Я делал для себя одно открытие за другим под руководством своего наставника и, пользуясь случаем, старался выяснить как можно больше.
– А они нас сейчас видят?
– Конечно, потому и встал, что нас увидел. Первыми подниматься боятся, мерзавцы. Не у себя дома.
– И могут дать очередь откуда-нибудь из пулемета?
– Могут, но у нас до двенадцати дня стрелять, повторяю, нельзя.
– А если выстрелит кто-нибудь?
– В морду от своих же и получит.
Обе стороны находились в длительной обороне, и здесь, как мне стало понятно, действовало негласное джентльменское соглашение, которое предписывалось неукоснительно соблюдать для выполнения естественных физиологических потребностей.
Для меня такие порядки были непривычны, и я продолжал уточнять.
– Значит, сейчас можно ходить в полный рост?
– Больше, чем требуется для разминки, нельзя. Нахальства ни мы, ни они не потерпят.
– А были случаи, когда в это же время кто-нибудь ходил и по нему стреляли?
– Были, но потом не стало, отучили и приучили к порядку.
Командир роты показал мне все направления, где находились немецкие блиндажи, и обратил внимание на тянувшиеся цепочкой воронки, затянутые болотной тиной, которые находились впереди, метрах в тридцати-сорока от нас. Помедлив, добавил:
– Трупов почти уже не видно, почти все перетаскали по ночам к себе. А сейчас пошли, а то уже долго стоим, к тому же вдвоем. Можем привлечь излишнее внимание, – заспешил он.
Мы возвратились к своему шалашу, сели по обе стороны входа, лицом к нашей пехоте, и он рассказал мне историю воронок, историю о том, как ему удалось пробыть здесь такой большой срок.
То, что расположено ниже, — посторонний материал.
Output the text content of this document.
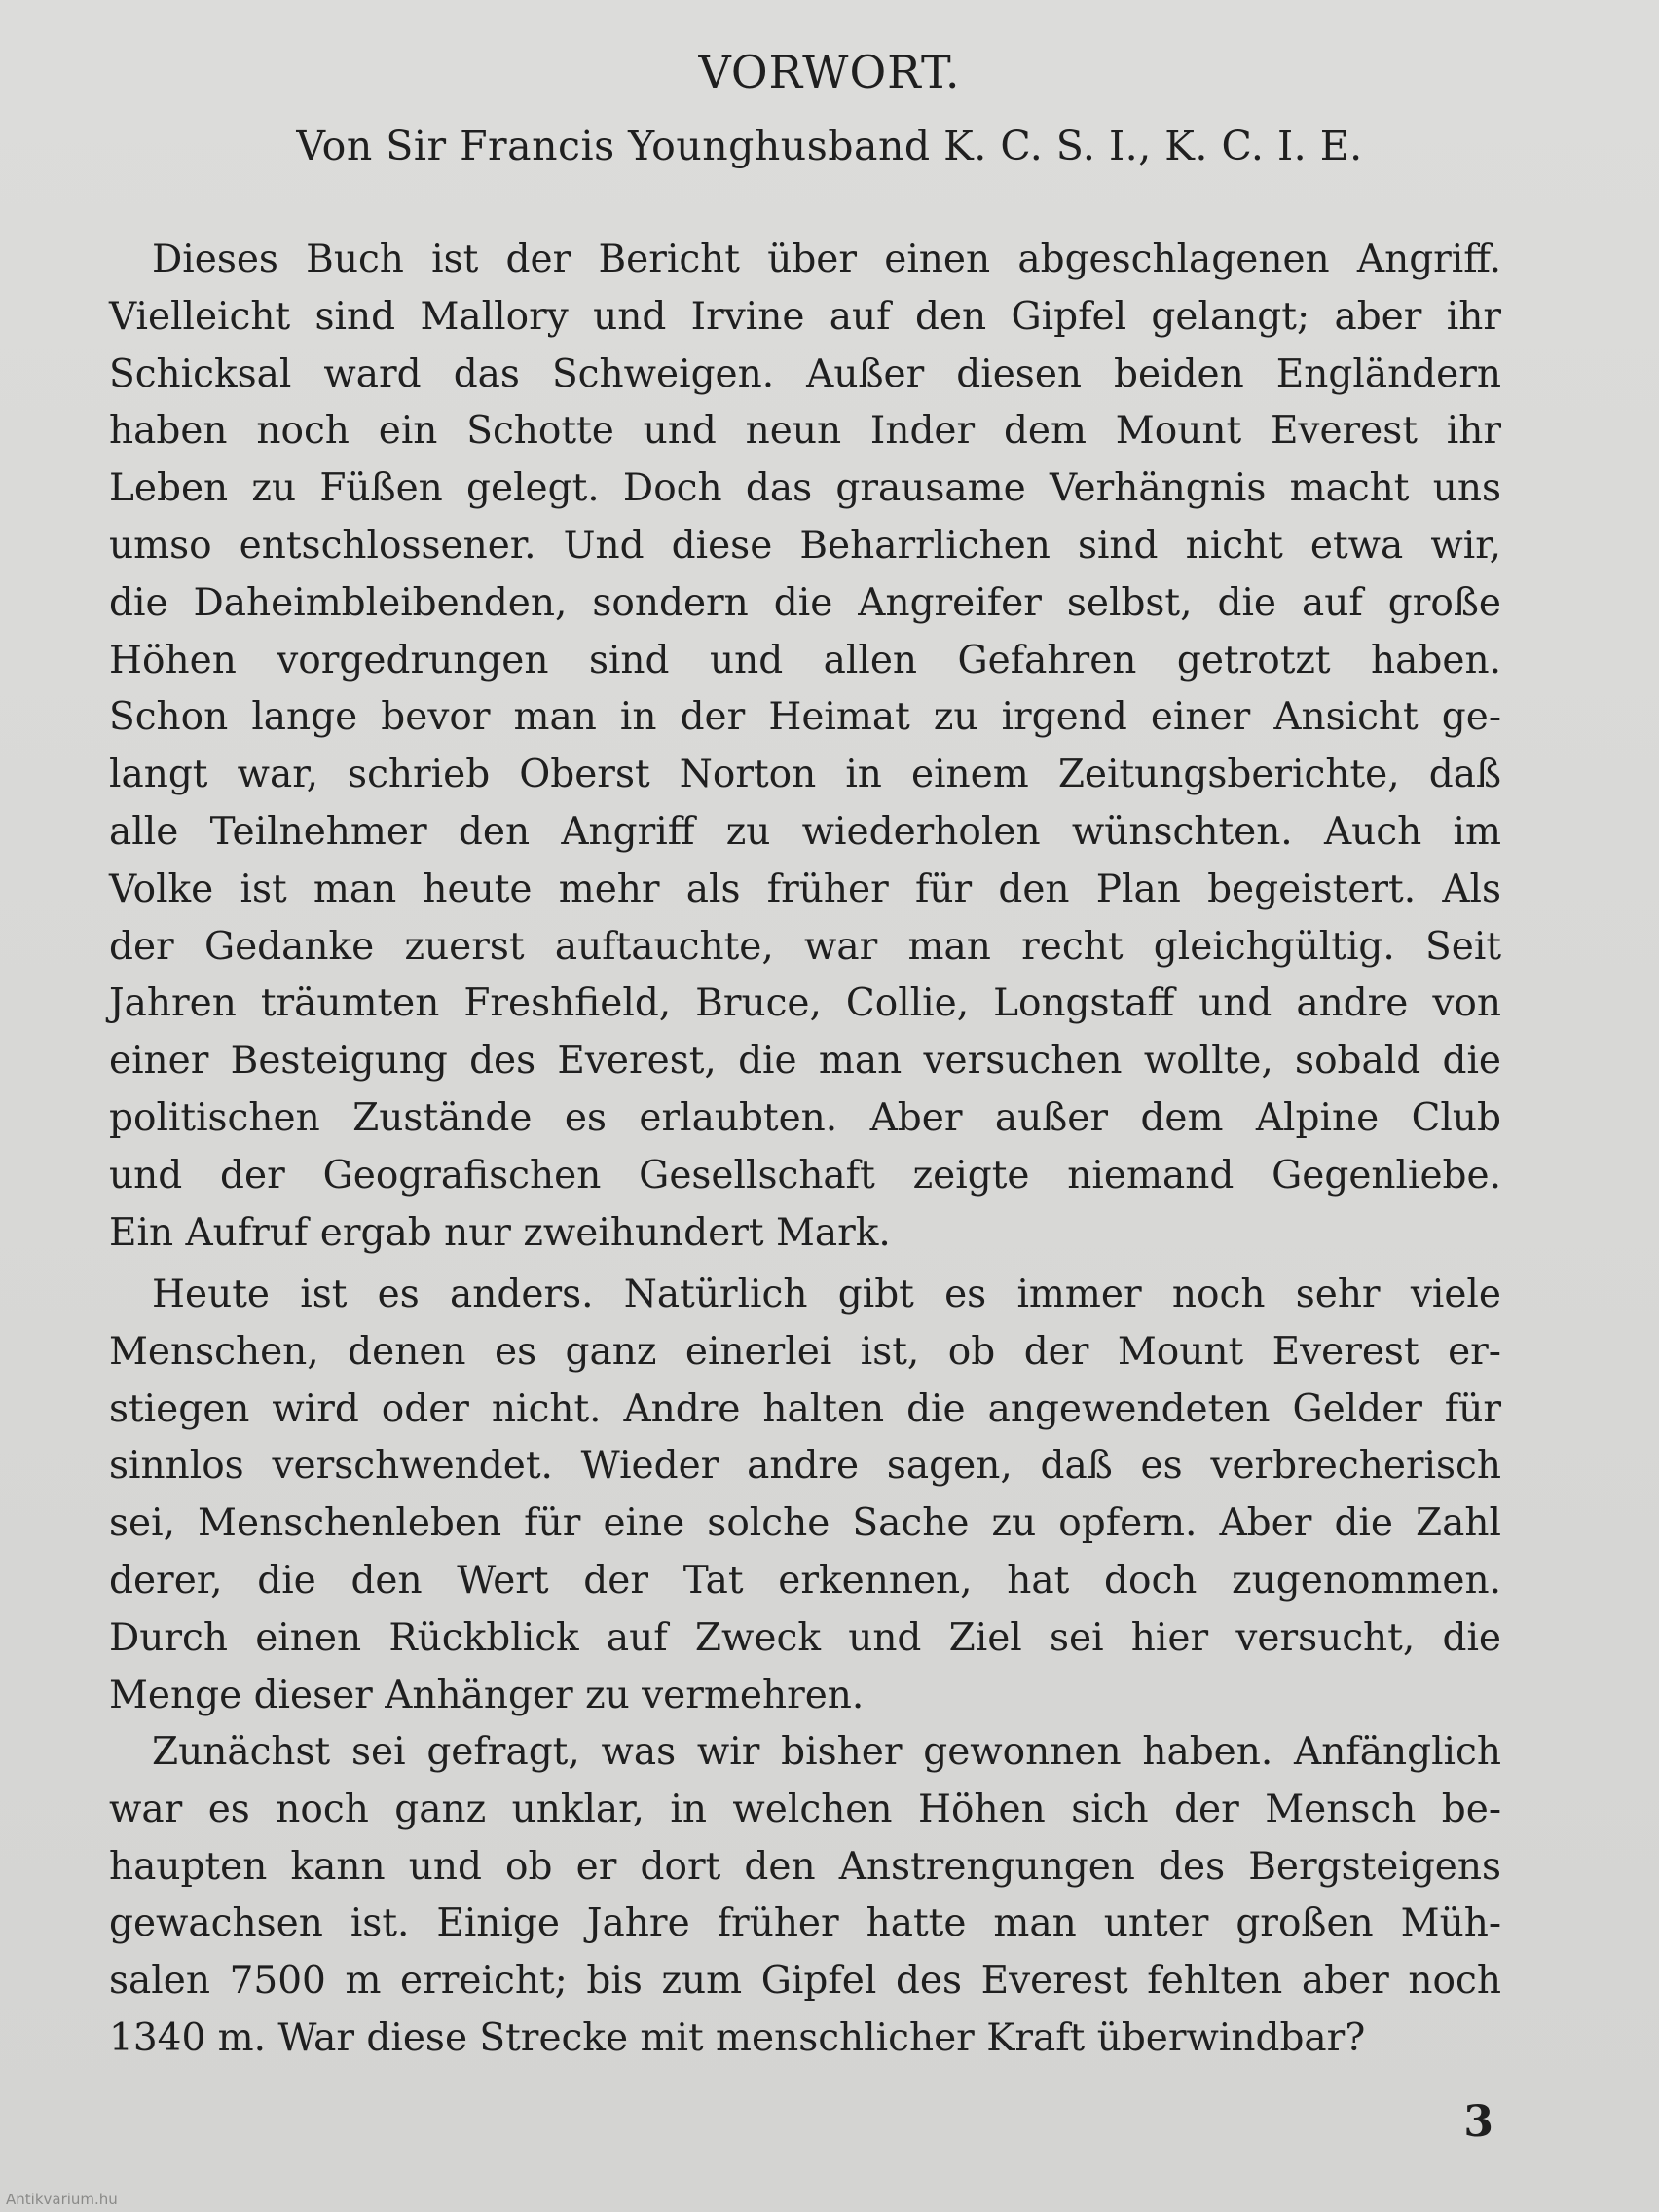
VORWORT.
Von Sir Francis Younghusband K. C. S. I., K. C. I. E.
Dieses Buch ist der Bericht über einen abgeschlagenen Angriff.
Vielleicht sind Mallory und Irvine auf den Gipfel gelangt; aber ihr
Schicksal ward das Schweigen. Außer diesen beiden Engländern
haben noch ein Schotte und neun Inder dem Mount Everest ihr
Leben zu Füßen gelegt. Doch das grausame Verhängnis macht uns
umso entschlossener. Und diese Beharrlichen sind nicht etwa wir,
die Daheimbleibenden, sondern die Angreifer selbst, die auf große
Höhen vorgedrungen sind und allen Gefahren getrotzt haben.
Schon lange bevor man in der Heimat zu irgend einer Ansicht ge-
langt war, schrieb Oberst Norton in einem Zeitungsberichte, daß
alle Teilnehmer den Angriff zu wiederholen wünschten. Auch im
Volke ist man heute mehr als früher für den Plan begeistert. Als
der Gedanke zuerst auftauchte, war man recht gleichgültig. Seit
Jahren träumten Freshfield, Bruce, Collie, Longstaff und andre von
einer Besteigung des Everest, die man versuchen wollte, sobald die
politischen Zustände es erlaubten. Aber außer dem Alpine Club
und der Geografischen Gesellschaft zeigte niemand Gegenliebe.
Ein Aufruf ergab nur zweihundert Mark.
Heute ist es anders. Natürlich gibt es immer noch sehr viele
Menschen, denen es ganz einerlei ist, ob der Mount Everest er-
stiegen wird oder nicht. Andre halten die angewendeten Gelder für
sinnlos verschwendet. Wieder andre sagen, daß es verbrecherisch
sei, Menschenleben für eine solche Sache zu opfern. Aber die Zahl
derer, die den Wert der Tat erkennen, hat doch zugenommen.
Durch einen Rückblick auf Zweck und Ziel sei hier versucht, die
Menge dieser Anhänger zu vermehren.
Zunächst sei gefragt, was wir bisher gewonnen haben. Anfänglich
war es noch ganz unklar, in welchen Höhen sich der Mensch be-
haupten kann und ob er dort den Anstrengungen des Bergsteigens
gewachsen ist. Einige Jahre früher hatte man unter großen Müh-
salen 7500 m erreicht; bis zum Gipfel des Everest fehlten aber noch
1340 m. War diese Strecke mit menschlicher Kraft überwindbar?

3

Antikvarium.hu
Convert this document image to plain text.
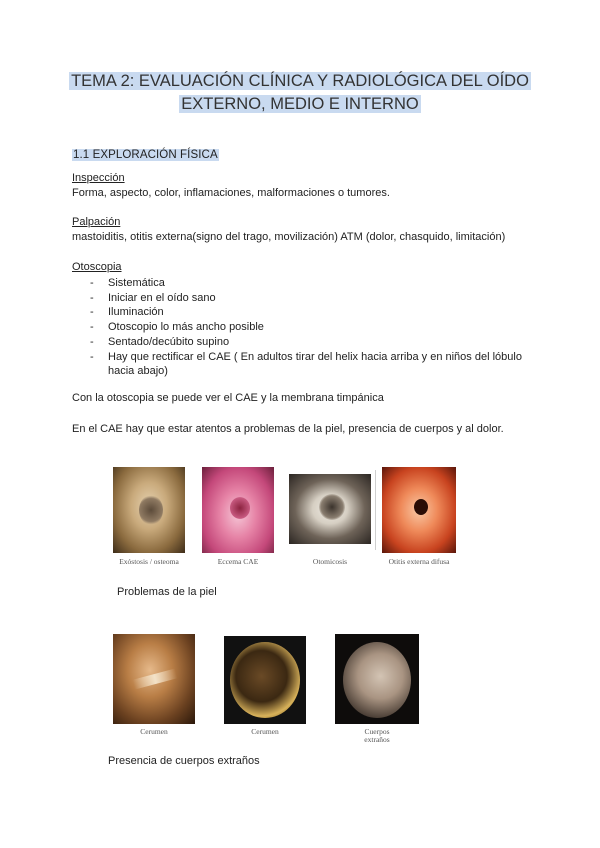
TEMA 2: EVALUACIÓN CLÍNICA Y RADIOLÓGICA DEL OÍDO
EXTERNO, MEDIO E INTERNO
1.1 EXPLORACIÓN FÍSICA
Inspección
Forma, aspecto, color, inflamaciones, malformaciones o tumores.
Palpación
mastoiditis, otitis externa(signo del trago, movilización) ATM (dolor, chasquido, limitación)
Otoscopia
- Sistemática
- Iniciar en el oído sano
- Iluminación
- Otoscopio lo más ancho posible
- Sentado/decúbito supino
- Hay que rectificar el CAE ( En adultos tirar del helix hacia arriba y en niños del lóbulo hacia abajo)
Con la otoscopia se puede ver el CAE y la membrana timpánica
En el CAE hay que estar atentos a problemas de la piel, presencia de cuerpos y al dolor.
Exóstosis / osteoma	Eccema CAE	Otomicosis	Otitis externa difusa
Problemas de la piel
Cerumen	Cerumen	Cuerpos extraños
Presencia de cuerpos extraños
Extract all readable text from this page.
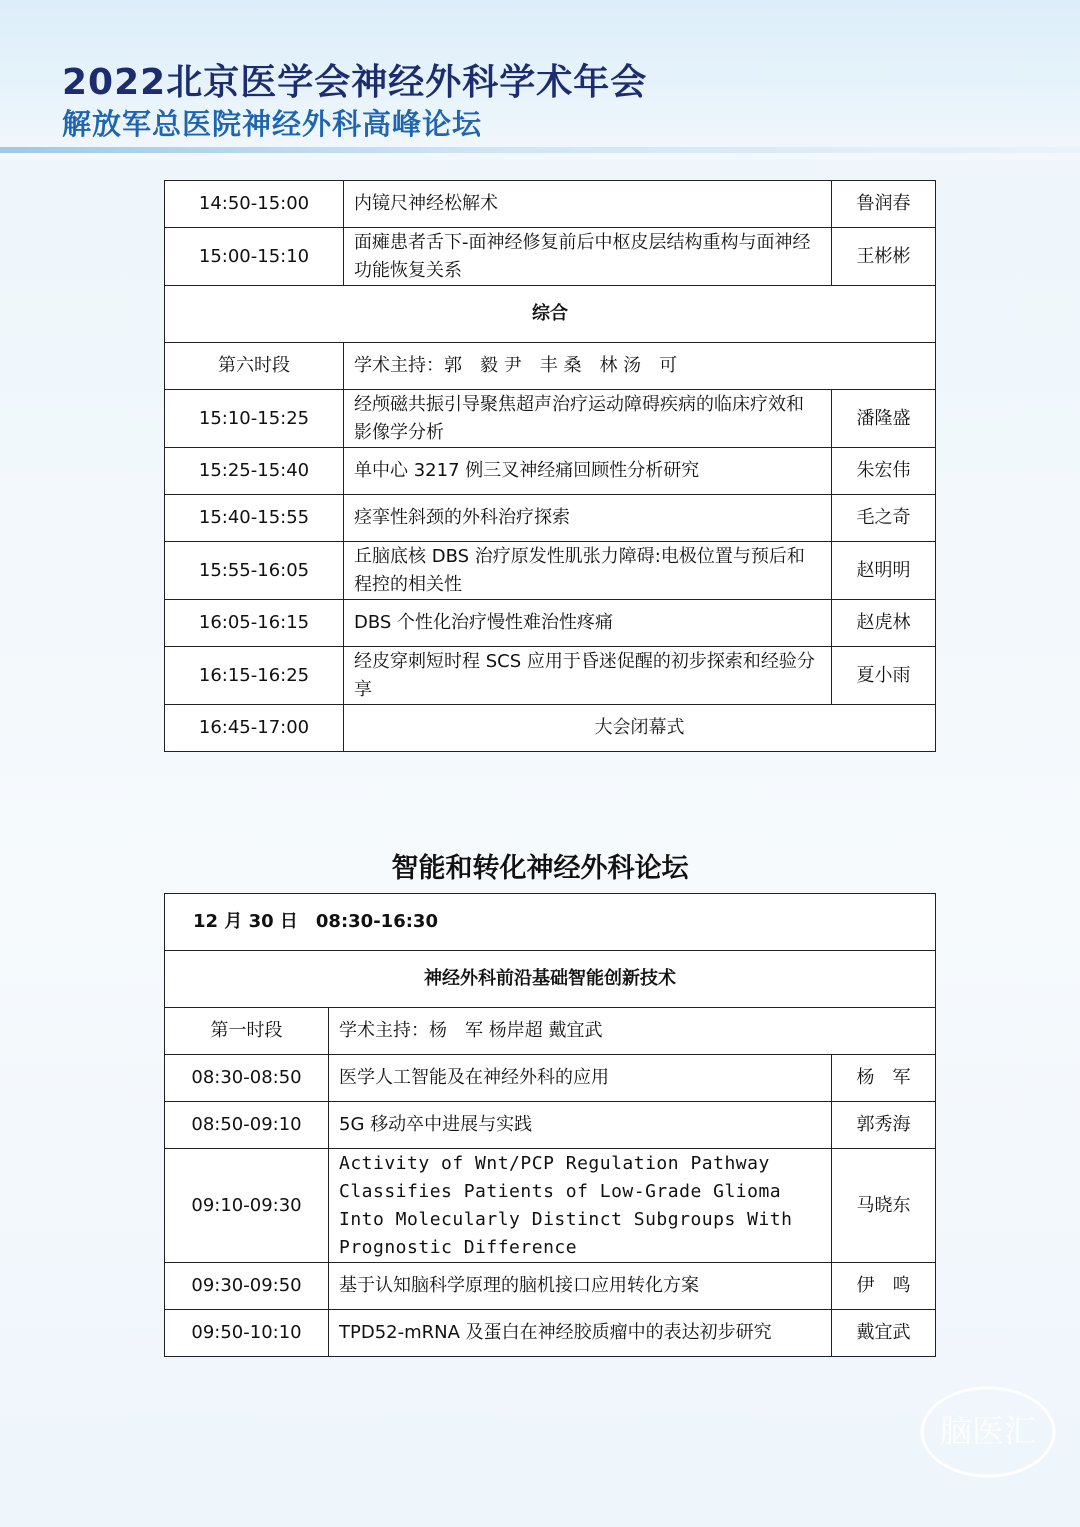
2022北京医学会神经外科学术年会
解放军总医院神经外科高峰论坛
14:50-15:00	内镜尺神经松解术	鲁润春
15:00-15:10	面瘫患者舌下-面神经修复前后中枢皮层结构重构与面神经功能恢复关系	王彬彬
综合		
第六时段	学术主持：郭　毅 尹　丰 桑　林 汤　可	
15:10-15:25	经颅磁共振引导聚焦超声治疗运动障碍疾病的临床疗效和影像学分析	潘隆盛
15:25-15:40	单中心 3217 例三叉神经痛回顾性分析研究	朱宏伟
15:40-15:55	痉挛性斜颈的外科治疗探索	毛之奇
15:55-16:05	丘脑底核 DBS 治疗原发性肌张力障碍:电极位置与预后和程控的相关性	赵明明
16:05-16:15	DBS 个性化治疗慢性难治性疼痛	赵虎林
16:15-16:25	经皮穿刺短时程 SCS 应用于昏迷促醒的初步探索和经验分享	夏小雨
16:45-17:00	大会闭幕式	
智能和转化神经外科论坛
12 月 30 日 08:30-16:30		
神经外科前沿基础智能创新技术		
第一时段	学术主持：杨　军 杨岸超 戴宜武	
08:30-08:50	医学人工智能及在神经外科的应用	杨　军
08:50-09:10	5G 移动卒中进展与实践	郭秀海
09:10-09:30	Activity of Wnt/PCP Regulation Pathway Classifies Patients of Low-Grade Glioma Into Molecularly Distinct Subgroups With Prognostic Difference	马晓东
09:30-09:50	基于认知脑科学原理的脑机接口应用转化方案	伊　鸣
09:50-10:10	TPD52-mRNA 及蛋白在神经胶质瘤中的表达初步研究	戴宜武
脑医汇
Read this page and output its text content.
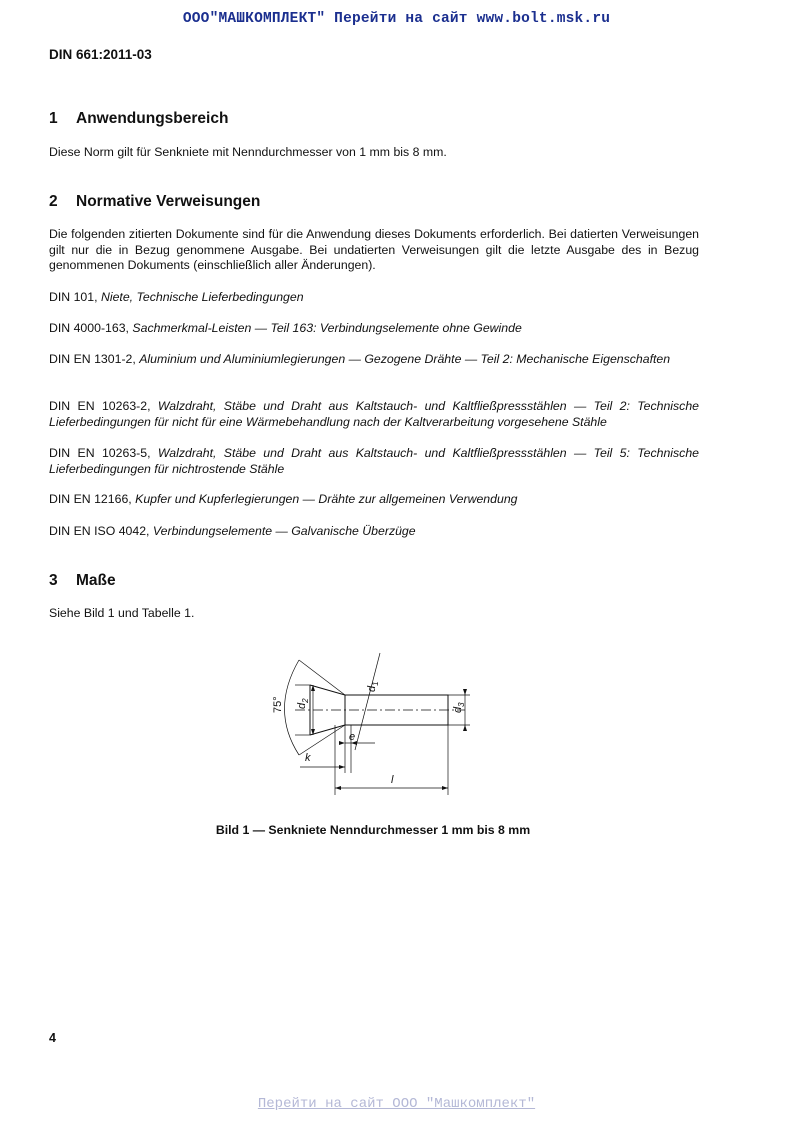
ООО"МАШКОМПЛЕКТ" Перейти на сайт www.bolt.msk.ru
DIN 661:2011-03
1 Anwendungsbereich

Diese Norm gilt für Senkniete mit Nenndurchmesser von 1 mm bis 8 mm.

2 Normative Verweisungen

Die folgenden zitierten Dokumente sind für die Anwendung dieses Dokuments erforderlich. Bei datierten Verweisungen gilt nur die in Bezug genommene Ausgabe. Bei undatierten Verweisungen gilt die letzte Ausgabe des in Bezug genommenen Dokuments (einschließlich aller Änderungen).

DIN 101, Niete, Technische Lieferbedingungen

DIN 4000-163, Sachmerkmal-Leisten — Teil 163: Verbindungselemente ohne Gewinde

DIN EN 1301-2, Aluminium und Aluminiumlegierungen — Gezogene Drähte — Teil 2: Mechanische Eigenschaften

DIN EN 10263-2, Walzdraht, Stäbe und Draht aus Kaltstauch- und Kaltfließpressstählen — Teil 2: Technische Lieferbedingungen für nicht für eine Wärmebehandlung nach der Kaltverarbeitung vorgesehene Stähle

DIN EN 10263-5, Walzdraht, Stäbe und Draht aus Kaltstauch- und Kaltfließpressstählen — Teil 5: Technische Lieferbedingungen für nichtrostende Stähle

DIN EN 12166, Kupfer und Kupferlegierungen — Drähte zur allgemeinen Verwendung

DIN EN ISO 4042, Verbindungselemente — Galvanische Überzüge

3 Maße

Siehe Bild 1 und Tabelle 1.

75° $d_2$
$d_1$
$d_3$
k
e
l
Bild 1 — Senkniete Nenndurchmesser 1 mm bis 8 mm
4
Перейти на сайт ООО "Машкомплект"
Это случилось примерно месяц назад. В такое же тихое раннее утро появилась девятка «юнкерсов», которые встали в круг над поляной. Многие решили, что они начнут, как это было и прежде, бомбить пехоту. Но они вдруг начали пикировать по одному прямо на позицию роты, которая в то время занимала место в районе воронок. Бомбы рвались прямо в боевых порядках роты, смешивая все с грязью. Люди стали отползать на поляну, на открытое место, к своей пехоте.
Командир роты сразу понял, что немцы отвели свою пехоту назад, стал призывать всех солдат вперед, вплотную к блиндажам противника.
– Никто не послушал меня тогда, – с горечью и злостью сказал он. – Солдаты успели доползти только до середины поляны, где на них обрушились стремительно появившиеся «мессеры» и перебили всех до единого.
У противника все было расписано, как по нотам.
А ротному удалось доползти до немецкого шалаша. Там он нашел небольшую воронку с тиной, залез в нее для защиты от осколков, выставил наружу только лицо и стал смотреть, как обрабатывают позицию его роты самолеты. Едва закончилась бомбежка, он сразу пополз назад. Те, кто остался у пулеметов, были убиты. Командир роты лег за пулемет, обляпанный болотной грязью, нашел коробку с готовой лентой, откопал вторую, соединил их, заправил и притворился убитым, посматривая одним глазом в сторону противника.
– Молил только об одном: чтобы пулемет не заело, – возбужденный тяжелыми воспоминаниями, продолжал он свой рассказ.
Немцы начали ползти, затем один встал, все за ним тоже поднялись и пошли в полный рост, о чем-то оживленно переговариваясь. Подпустив их метров на пятнадцать-двадцать, рванулся, нажал гашетку, пулемет заработал. Бил без перерыва, пока не выпустил обе ленты. Человек тридцать сразу уложил, потом бил по уползающим.